Early Damage Detection for Partially Observed Structures with an Autoregressive Spectrum and Distance-Based Methodology

Vibration-based Structural Health Monitoring (SHM) methods often rely upon vibration responses measured with a pervasive network of sensors. In some cases, it does not look possible for technical and economic reasons to equip civil structures with a distributed sensing system. Hence, the amount of information to handle for damage detection may be seriously affected by environmental and/or operational variability, leading to false detection results. To address this challenge, we present a parametric spectral method based on AutoRegressive (AR) modeling to set the damage-sensitive structural features. The spectra of the AR models associated with the normal and damaged conditions are collected into two matrices, to provide individual multivariate feature datasets in the frequency domain.

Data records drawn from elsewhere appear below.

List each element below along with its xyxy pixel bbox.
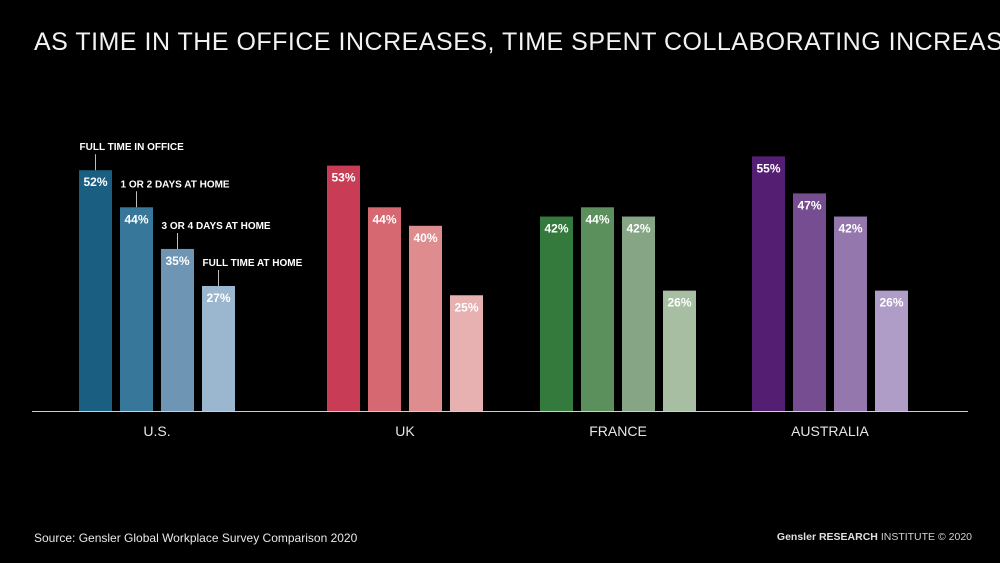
data-label-u-s-1: 52%: [83, 175, 107, 189]
bar-france-3: [622, 216, 655, 411]
data-label-france-2: 44%: [585, 212, 609, 226]
legend-callout-4: FULL TIME AT HOME: [203, 258, 303, 269]
legend-callout-2: 1 OR 2 DAYS AT HOME: [121, 179, 230, 190]
data-label-france-4: 26%: [667, 296, 691, 310]
brand-credit: Gensler RESEARCH INSTITUTE © 2020: [777, 531, 972, 543]
bar-uk-1: [327, 165, 360, 411]
bar-uk-4: [450, 295, 483, 411]
data-label-australia-2: 47%: [797, 198, 821, 212]
category-label-france: FRANCE: [589, 423, 647, 439]
brand-research: RESEARCH: [818, 531, 878, 543]
data-label-france-1: 42%: [544, 222, 568, 236]
bar-france-1: [540, 216, 573, 411]
data-label-uk-3: 40%: [413, 231, 437, 245]
bar-australia-1: [752, 156, 785, 411]
category-label-australia: AUSTRALIA: [791, 423, 869, 439]
brand-copyright: © 2020: [937, 531, 972, 543]
data-label-australia-4: 26%: [879, 296, 903, 310]
legend-callout-1: FULL TIME IN OFFICE: [80, 142, 185, 153]
bar-australia-4: [875, 290, 908, 411]
data-label-uk-1: 53%: [331, 171, 355, 185]
data-label-australia-1: 55%: [756, 161, 780, 175]
bar-france-2: [581, 207, 614, 411]
brand-institute: INSTITUTE: [880, 531, 936, 543]
bar-u-s-3: [161, 248, 194, 411]
data-label-uk-2: 44%: [372, 212, 396, 226]
chart-title: AS TIME IN THE OFFICE INCREASES, TIME SP…: [34, 28, 1000, 56]
bar-uk-3: [409, 225, 442, 411]
bar-u-s-2: [120, 207, 153, 411]
data-label-australia-3: 42%: [838, 222, 862, 236]
source-note: Source: Gensler Global Workplace Survey …: [34, 531, 358, 545]
legend-callout-3: 3 OR 4 DAYS AT HOME: [162, 221, 271, 232]
data-label-u-s-2: 44%: [124, 212, 148, 226]
bar-uk-2: [368, 207, 401, 411]
bar-u-s-4: [202, 285, 235, 411]
data-label-u-s-3: 35%: [165, 254, 189, 268]
data-label-uk-4: 25%: [454, 300, 478, 314]
bar-u-s-1: [79, 170, 112, 411]
data-label-u-s-4: 27%: [206, 291, 230, 305]
bar-france-4: [663, 290, 696, 411]
bar-australia-2: [793, 193, 826, 411]
bar-australia-3: [834, 216, 867, 411]
category-label-u-s: U.S.: [143, 423, 170, 439]
data-label-france-3: 42%: [626, 222, 650, 236]
brand-name: Gensler: [776, 531, 817, 543]
category-label-uk: UK: [395, 423, 415, 439]
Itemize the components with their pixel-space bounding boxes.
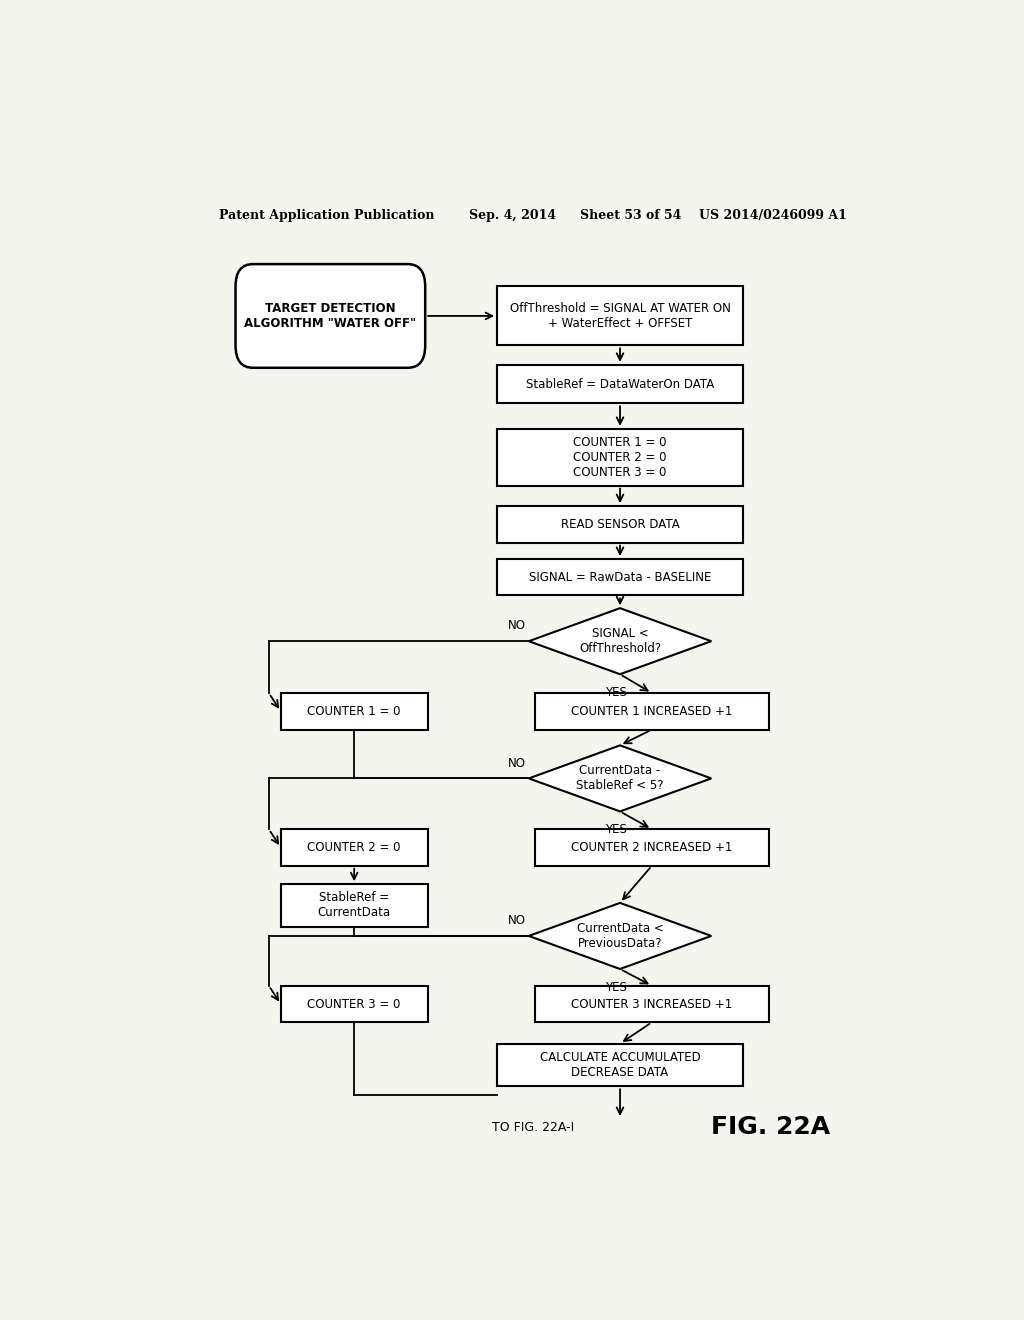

By vectorising the matrices, two series of feature samples relevant to the normal and damaged conditions are obtained. To detect damage, the Logspectral distance method is adopted to measure the similarity between the two aforementioned feature vectors. The effectiveness and accuracy of the proposed approach are assessed through limited vibration data relevant to the IASC-ASCE benchmark problem. Results show that the AR spectrum stands as a reliable and sensitive feature for partially observed structures, hence in the case of limited sensor locations; additionally, the presented distance methodology succeeds in detecting early damage.